Her interests include literary journalism, essays, memoir, and autobiography.
She is the daughter of the renowned literary, radio, and television personality Clifton Fadiman and World War II correspondent and author Annalee Jacoby Fadiman. She attended Harvard University, graduating in 1975 from Radcliffe College with a bachelor of arts degree. At Harvard, she roomed with Wendy Lesser (Benazir Bhutto and Kathleen Kennedy were also in the same dorm).
Fadiman's 1997 book The Spirit Catches You and You Fall Down: A Hmong Child, Her American Doctors, and the Collision of Two Cultures won the 1997 National Book Critics Circle Award as well as the Los Angeles Times Book Prize for Current Interest, and the Salon Book Award. Researched in a small county hospital in California, it examined a Hmong family from Laos with a child with epilepsy, and their cultural, linguistic, and medical struggles with the American medical system.

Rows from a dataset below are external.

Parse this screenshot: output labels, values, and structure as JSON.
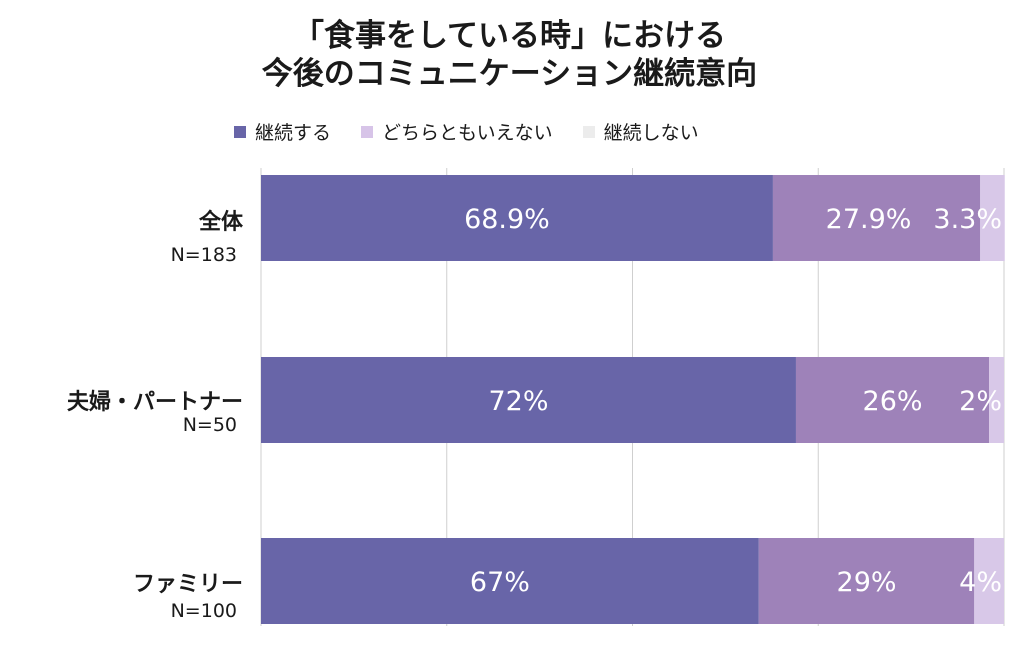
{
  "chart_data": {
    "type": "bar",
    "orientation": "horizontal",
    "stacked": true,
    "title_line1": "「食事をしている時」における",
    "title_line2": "今後のコミュニケーション継続意向",
    "categories": [
      {
        "label": "全体",
        "n": "N=183"
      },
      {
        "label": "夫婦・パートナー",
        "n": "N=50"
      },
      {
        "label": "ファミリー",
        "n": "N=100"
      }
    ],
    "series": [
      {
        "name": "継続する",
        "color": "#6865a8",
        "values": [
          68.9,
          72,
          67
        ],
        "labels": [
          "68.9%",
          "72%",
          "67%"
        ]
      },
      {
        "name": "どちらともいえない",
        "color": "#9e82b9",
        "values": [
          27.9,
          26,
          29
        ],
        "labels": [
          "27.9%",
          "26%",
          "29%"
        ]
      },
      {
        "name": "継続しない",
        "color": "#d8c8e8",
        "values": [
          3.3,
          2,
          4
        ],
        "labels": [
          "3.3%",
          "2%",
          "4%"
        ]
      }
    ],
    "legend_colors": [
      "#6865a8",
      "#d7c4e8",
      "#ececec"
    ],
    "xlim": [
      0,
      100
    ],
    "grid": true,
    "legend_position": "top"
  }
}
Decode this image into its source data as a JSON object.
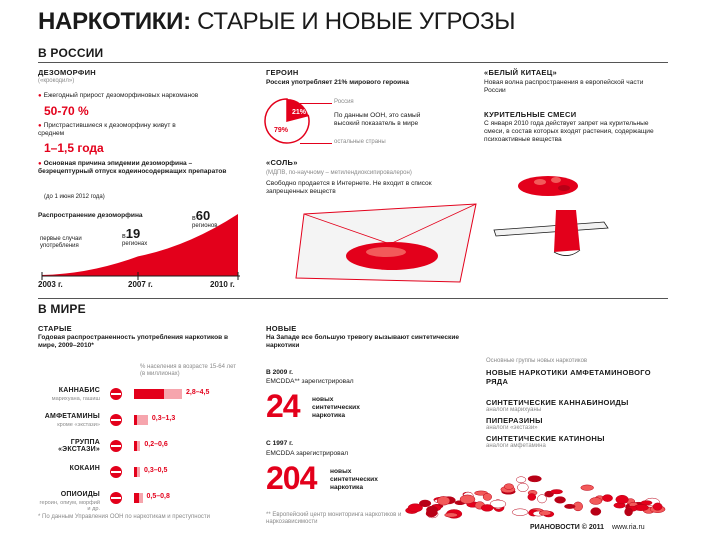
{
  "header": {
    "title_bold": "НАРКОТИКИ:",
    "title_rest": "СТАРЫЕ И НОВЫЕ УГРОЗЫ"
  },
  "russia": {
    "section": "В РОССИИ",
    "desomorphine": {
      "heading": "ДЕЗОМОРФИН",
      "alias": "(«крокодил»)",
      "bullet1": "Ежегодный прирост дезоморфиновых наркоманов",
      "bullet1_value": "50-70 %",
      "bullet2": "Пристрастившиеся к дезоморфину живут в среднем",
      "bullet2_value": "1–1,5 года",
      "bullet3": "Основная причина эпидемии дезоморфина – безрецептурный отпуск кодеиносодержащих препаратов",
      "bullet3_note": "(до 1 июня 2012 года)"
    },
    "spread": {
      "label": "Распространение дезоморфина",
      "first_cases": "первые случаи употребления",
      "reg19_prefix": "в",
      "reg19_num": "19",
      "reg19_unit": "регионах",
      "reg60_prefix": "в",
      "reg60_num": "60",
      "reg60_unit": "регионов"
    },
    "heroin": {
      "heading": "ГЕРОИН",
      "text": "Россия употребляет 21% мирового героина",
      "legend_russia": "Россия",
      "legend_others": "остальные страны",
      "note": "По данным ООН, это самый высокий показатель в мире"
    },
    "salt": {
      "heading": "«СОЛЬ»",
      "alias": "(МДПВ, по-научному – метилендиоксипировалерон)",
      "text": "Свободно продается в Интернете. Не входит в список запрещенных веществ"
    },
    "china_white": {
      "heading": "«БЕЛЫЙ КИТАЕЦ»",
      "text": "Новая волна распространения в европейской части России"
    },
    "smoking_mixes": {
      "heading": "КУРИТЕЛЬНЫЕ СМЕСИ",
      "text": "С января 2010 года действует запрет на курительные смеси, в состав которых входят растения, содержащие психоактивные вещества"
    }
  },
  "world": {
    "section": "В МИРЕ",
    "old": {
      "heading": "СТАРЫЕ",
      "text": "Годовая распространенность употребления наркотиков в мире, 2009–2010*",
      "scale_note": "% населения в возрасте 15-64 лет (в миллионах)",
      "drugs": [
        {
          "name": "КАННАБИС",
          "sub": "марихуана, гашиш",
          "range": "2,8–4,5",
          "icon": "cannabis-leaf-icon"
        },
        {
          "name": "АМФЕТАМИНЫ",
          "sub": "кроме «экстази»",
          "range": "0,3–1,3",
          "icon": "pills-icon"
        },
        {
          "name": "ГРУППА «ЭКСТАЗИ»",
          "sub": "",
          "range": "0,2–0,6",
          "icon": "ecstasy-tablet-icon"
        },
        {
          "name": "КОКАИН",
          "sub": "",
          "range": "0,3–0,5",
          "icon": "powder-icon"
        },
        {
          "name": "ОПИОИДЫ",
          "sub": "героин, опиум, морфий и др.",
          "range": "0,5–0,8",
          "icon": "syringe-icon"
        }
      ],
      "footnote": "* По данным Управления ООН по наркотикам и преступности"
    },
    "new": {
      "heading": "НОВЫЕ",
      "text": "На Западе все большую тревогу вызывают синтетические наркотики",
      "y2009": "В 2009 г.",
      "emcdda1": "EMCDDA** зарегистрировал",
      "num24": "24",
      "num24_label": "новых синтетических наркотика",
      "since1997": "С 1997 г.",
      "emcdda2": "EMCDDA зарегистрировал",
      "num204": "204",
      "num204_label": "новых синтетических наркотика",
      "footnote": "** Европейский центр мониторинга наркотиков и наркозависимости"
    },
    "groups": {
      "heading": "Основные группы новых наркотиков",
      "items": [
        {
          "name": "НОВЫЕ НАРКОТИКИ АМФЕТАМИНОВОГО РЯДА",
          "sub": ""
        },
        {
          "name": "СИНТЕТИЧЕСКИЕ КАННАБИНОИДЫ",
          "sub": "аналоги марихуаны"
        },
        {
          "name": "ПИПЕРАЗИНЫ",
          "sub": "аналоги «экстази»"
        },
        {
          "name": "СИНТЕТИЧЕСКИЕ КАТИНОНЫ",
          "sub": "аналоги амфетамина"
        }
      ]
    }
  },
  "footer": {
    "source": "РИАНОВОСТИ © 2011",
    "site": "www.ria.ru"
  },
  "chart_data": [
    {
      "type": "area",
      "title": "Распространение дезоморфина",
      "x": [
        "2003 г.",
        "2007 г.",
        "2010 г."
      ],
      "series": [
        {
          "values": [
            0,
            19,
            60
          ]
        }
      ],
      "annotations": [
        "первые случаи употребления",
        "в 19 регионах",
        "в 60 регионов"
      ]
    },
    {
      "type": "pie",
      "title": "ГЕРОИН",
      "categories": [
        "Россия",
        "остальные страны"
      ],
      "values": [
        21,
        79
      ],
      "labels": [
        "21%",
        "79%"
      ]
    },
    {
      "type": "bar",
      "title": "Годовая распространенность употребления наркотиков в мире, 2009–2010*",
      "ylabel": "% населения в возрасте 15-64 лет (в миллионах)",
      "categories": [
        "КАННАБИС",
        "АМФЕТАМИНЫ",
        "ГРУППА «ЭКСТАЗИ»",
        "КОКАИН",
        "ОПИОИДЫ"
      ],
      "series": [
        {
          "values": [
            2.8,
            0.3,
            0.2,
            0.3,
            0.5
          ]
        },
        {
          "values": [
            4.5,
            1.3,
            0.6,
            0.5,
            0.8
          ]
        }
      ],
      "value_labels": [
        "2,8–4,5",
        "0,3–1,3",
        "0,2–0,6",
        "0,3–0,5",
        "0,5–0,8"
      ]
    }
  ]
}
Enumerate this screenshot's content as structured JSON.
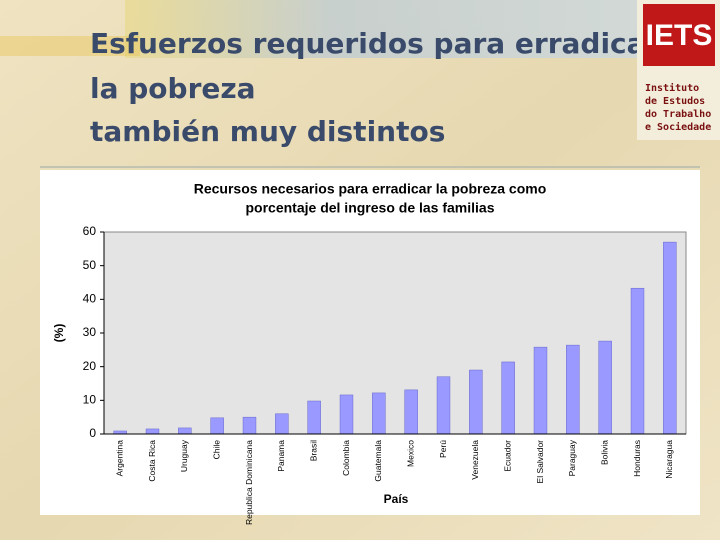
{
  "slide_title": [
    "Esfuerzos requeridos para erradicar",
    "la pobreza",
    "también muy distintos"
  ],
  "logo": {
    "mark": "IETS",
    "lines": [
      "Instituto",
      "de Estudos",
      "do Trabalho",
      "e Sociedade"
    ]
  },
  "chart_data": {
    "type": "bar",
    "title": [
      "Recursos necesarios para erradicar la pobreza como",
      "porcentaje del ingreso de las familias"
    ],
    "y_label": "(%)",
    "x_label": "País",
    "categories": [
      "Argentina",
      "Costa Rica",
      "Uruguay",
      "Chile",
      "Republica Dominicana",
      "Panama",
      "Brasil",
      "Colombia",
      "Guatemala",
      "Mexico",
      "Perú",
      "Venezuela",
      "Ecuador",
      "El Salvador",
      "Paraguay",
      "Bolivia",
      "Honduras",
      "Nicaragua"
    ],
    "values": [
      0.9,
      1.5,
      1.8,
      4.8,
      5,
      6,
      9.8,
      11.6,
      12.2,
      13.1,
      17,
      19,
      21.4,
      25.8,
      26.4,
      27.6,
      43.3,
      57
    ],
    "color": "#9999ff",
    "ylim": [
      0,
      60
    ],
    "yticks": [
      0,
      10,
      20,
      30,
      40,
      50,
      60
    ],
    "grid": false
  }
}
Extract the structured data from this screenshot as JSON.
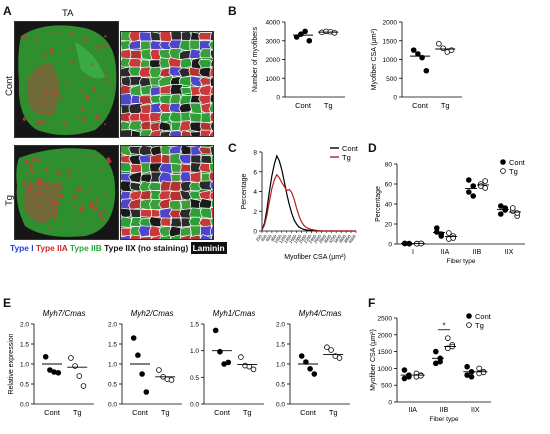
{
  "panels": {
    "A": "A",
    "B": "B",
    "C": "C",
    "D": "D",
    "E": "E",
    "F": "F"
  },
  "panelA": {
    "muscle": "TA",
    "row_labels": [
      "Cont",
      "Tg"
    ],
    "legend": {
      "type1": "Type I",
      "type2a": "Type IIA",
      "type2b": "Type IIB",
      "type2x": "Type IIX (no staining)",
      "laminin": "Laminin"
    },
    "colors": {
      "type1": "#2b3fd0",
      "type2a": "#c62d2d",
      "type2b": "#2fa83a",
      "type2x": "#111111",
      "laminin": "#ffffff"
    }
  },
  "chart_data": [
    {
      "id": "B-left",
      "type": "scatter",
      "ylabel": "Number of myofibers",
      "categories": [
        "Cont",
        "Tg"
      ],
      "ylim": [
        0,
        4000
      ],
      "yticks": [
        0,
        1000,
        2000,
        3000,
        4000
      ],
      "series": [
        {
          "name": "Cont",
          "values": [
            3200,
            3350,
            3500,
            3000
          ],
          "mean": 3300
        },
        {
          "name": "Tg",
          "values": [
            3450,
            3500,
            3480,
            3420
          ],
          "mean": 3460
        }
      ]
    },
    {
      "id": "B-right",
      "type": "scatter",
      "ylabel": "Myofiber CSA (μm²)",
      "categories": [
        "Cont",
        "Tg"
      ],
      "ylim": [
        0,
        2000
      ],
      "yticks": [
        0,
        500,
        1000,
        1500,
        2000
      ],
      "series": [
        {
          "name": "Cont",
          "values": [
            1250,
            1150,
            1050,
            700
          ],
          "mean": 1090
        },
        {
          "name": "Tg",
          "values": [
            1420,
            1300,
            1200,
            1250
          ],
          "mean": 1280
        }
      ]
    },
    {
      "id": "C",
      "type": "line",
      "ylabel": "Percentage",
      "xlabel": "Myofiber CSA (μm²)",
      "legend": [
        "Cont",
        "Tg"
      ],
      "legend_position": "top-right",
      "xticks": [
        "200",
        "400",
        "600",
        "800",
        "1000",
        "1200",
        "1400",
        "1600",
        "1800",
        "2000",
        "2200",
        "2400",
        "2600",
        "2800",
        "3000",
        "3200",
        "3400",
        "3600",
        "3800",
        "4000"
      ],
      "ylim": [
        0,
        8
      ],
      "yticks": [
        0,
        2,
        4,
        6,
        8
      ],
      "series": [
        {
          "name": "Cont",
          "color": "#000000",
          "x": [
            200,
            300,
            400,
            500,
            600,
            700,
            800,
            900,
            1000,
            1100,
            1200,
            1300,
            1400,
            1500,
            1600,
            1700,
            1800,
            1900,
            2000,
            2200,
            2400,
            2600,
            3000,
            4000
          ],
          "values": [
            0.1,
            0.8,
            2.2,
            4.0,
            5.6,
            6.8,
            7.6,
            7.1,
            6.2,
            5.0,
            3.8,
            2.7,
            1.8,
            1.1,
            0.7,
            0.4,
            0.25,
            0.15,
            0.1,
            0.05,
            0.02,
            0,
            0,
            0
          ]
        },
        {
          "name": "Tg",
          "color": "#b22222",
          "x": [
            200,
            300,
            400,
            500,
            600,
            700,
            800,
            900,
            1000,
            1100,
            1200,
            1300,
            1400,
            1500,
            1600,
            1700,
            1800,
            1900,
            2000,
            2200,
            2400,
            2600,
            3000,
            4000
          ],
          "values": [
            0.1,
            0.6,
            1.6,
            3.0,
            4.3,
            5.2,
            5.7,
            5.4,
            4.9,
            4.5,
            4.1,
            4.2,
            3.9,
            3.2,
            2.3,
            1.5,
            0.9,
            0.55,
            0.35,
            0.15,
            0.07,
            0.02,
            0,
            0
          ]
        }
      ]
    },
    {
      "id": "D",
      "type": "scatter",
      "ylabel": "Percentage",
      "xlabel": "Fiber type",
      "categories": [
        "I",
        "IIA",
        "IIB",
        "IIX"
      ],
      "legend": [
        "Cont",
        "Tg"
      ],
      "legend_position": "top-right",
      "ylim": [
        0,
        80
      ],
      "yticks": [
        0,
        20,
        40,
        60,
        80
      ],
      "series": [
        {
          "name": "Cont",
          "values": [
            [
              0.5,
              0.3,
              0.6,
              0.4
            ],
            [
              16,
              10,
              12,
              8
            ],
            [
              64,
              58,
              52,
              48
            ],
            [
              38,
              36,
              30,
              34
            ]
          ],
          "means": [
            0.5,
            11.5,
            55.5,
            34.5
          ]
        },
        {
          "name": "Tg",
          "values": [
            [
              0.4,
              0.6,
              0.3,
              0.5
            ],
            [
              11,
              8,
              5,
              6
            ],
            [
              60,
              63,
              58,
              56
            ],
            [
              33,
              28,
              36,
              31
            ]
          ],
          "means": [
            0.5,
            7.5,
            59,
            32
          ]
        }
      ]
    },
    {
      "id": "E1",
      "type": "scatter",
      "title": "Myh7/Cmas",
      "ylabel": "Relative expression",
      "categories": [
        "Cont",
        "Tg"
      ],
      "ylim": [
        0,
        2.0
      ],
      "yticks": [
        0.0,
        0.5,
        1.0,
        1.5,
        2.0
      ],
      "series": [
        {
          "name": "Cont",
          "values": [
            1.18,
            0.85,
            0.8,
            0.78
          ],
          "mean": 1.0
        },
        {
          "name": "Tg",
          "values": [
            1.15,
            0.95,
            0.7,
            0.45
          ],
          "mean": 0.92
        }
      ]
    },
    {
      "id": "E2",
      "type": "scatter",
      "title": "Myh2/Cmas",
      "categories": [
        "Cont",
        "Tg"
      ],
      "ylim": [
        0,
        2.0
      ],
      "yticks": [
        0.0,
        0.5,
        1.0,
        1.5,
        2.0
      ],
      "series": [
        {
          "name": "Cont",
          "values": [
            1.65,
            1.22,
            0.75,
            0.3
          ],
          "mean": 1.0
        },
        {
          "name": "Tg",
          "values": [
            0.85,
            0.68,
            0.62,
            0.6
          ],
          "mean": 0.68
        }
      ]
    },
    {
      "id": "E3",
      "type": "scatter",
      "title": "Myh1/Cmas",
      "categories": [
        "Cont",
        "Tg"
      ],
      "ylim": [
        0,
        1.5
      ],
      "yticks": [
        0.0,
        0.5,
        1.0,
        1.5
      ],
      "series": [
        {
          "name": "Cont",
          "values": [
            1.38,
            0.98,
            0.75,
            0.78
          ],
          "mean": 1.0
        },
        {
          "name": "Tg",
          "values": [
            0.88,
            0.72,
            0.7,
            0.65
          ],
          "mean": 0.74
        }
      ]
    },
    {
      "id": "E4",
      "type": "scatter",
      "title": "Myh4/Cmas",
      "categories": [
        "Cont",
        "Tg"
      ],
      "ylim": [
        0,
        2.0
      ],
      "yticks": [
        0.0,
        0.5,
        1.0,
        1.5,
        2.0
      ],
      "series": [
        {
          "name": "Cont",
          "values": [
            1.2,
            1.05,
            0.88,
            0.75
          ],
          "mean": 1.0
        },
        {
          "name": "Tg",
          "values": [
            1.42,
            1.35,
            1.2,
            1.15
          ],
          "mean": 1.24
        }
      ]
    },
    {
      "id": "F",
      "type": "scatter",
      "ylabel": "Myofiber CSA (μm²)",
      "xlabel": "Fiber type",
      "categories": [
        "IIA",
        "IIB",
        "IIX"
      ],
      "legend": [
        "Cont",
        "Tg"
      ],
      "legend_position": "top-right",
      "annotation": "*",
      "ylim": [
        0,
        2500
      ],
      "yticks": [
        0,
        500,
        1000,
        1500,
        2000,
        2500
      ],
      "series": [
        {
          "name": "Cont",
          "values": [
            [
              950,
              800,
              700,
              750
            ],
            [
              1500,
              1300,
              1150,
              1200
            ],
            [
              1050,
              900,
              800,
              750
            ]
          ],
          "means": [
            800,
            1300,
            900
          ]
        },
        {
          "name": "Tg",
          "values": [
            [
              850,
              800,
              750,
              780
            ],
            [
              1900,
              1700,
              1600,
              1650
            ],
            [
              1000,
              900,
              850,
              880
            ]
          ],
          "means": [
            800,
            1650,
            900
          ]
        }
      ]
    }
  ]
}
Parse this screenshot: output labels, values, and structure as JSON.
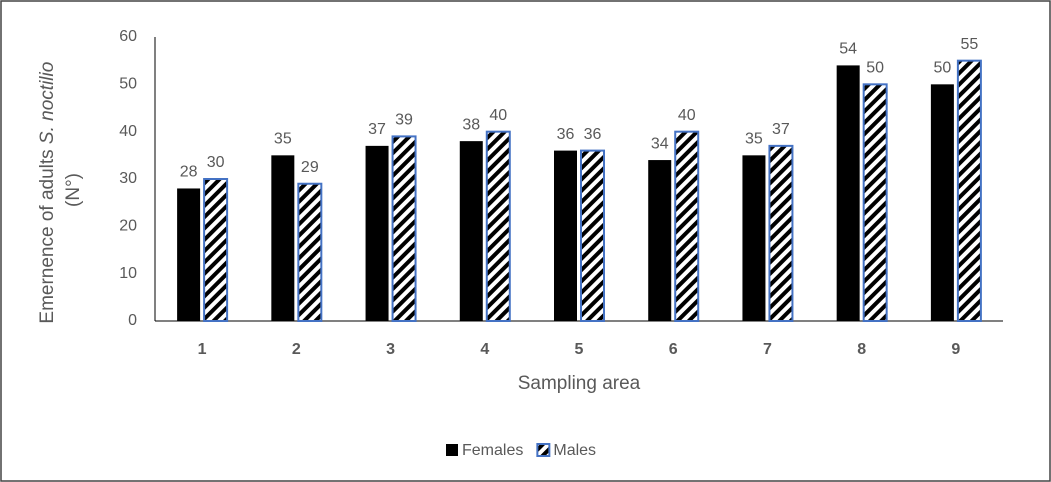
{
  "chart_data": {
    "type": "bar",
    "y_label": [
      "Emernence of adults",
      "S. noctilio",
      "(N°)"
    ],
    "x_label": "Sampling area",
    "categories": [
      "1",
      "2",
      "3",
      "4",
      "5",
      "6",
      "7",
      "8",
      "9"
    ],
    "series": [
      {
        "name": "Females",
        "color": "#000000",
        "values": [
          28,
          35,
          37,
          38,
          36,
          34,
          35,
          54,
          50
        ]
      },
      {
        "name": "Males",
        "color": "#4472c4",
        "values": [
          30,
          29,
          39,
          40,
          36,
          40,
          37,
          50,
          55
        ]
      }
    ],
    "ylim": [
      0,
      60
    ],
    "yticks": [
      0,
      10,
      20,
      30,
      40,
      50,
      60
    ],
    "grid": false,
    "legend": "bottom"
  }
}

She has authored two books of essays, Ex Libris: Confessions of a Common Reader (1998) and At Large and At Small: Familiar Essays (2007), a collection of essays on Samuel Taylor Coleridge, postal history, and ice cream, among other topics; it was the source of an unencrypted quotation in the New York Times Sunday Acrostic. She also edited Rereadings: Seventeen Writers Revisit Books They Love (2005) and the Best American Essays 2003 (2003).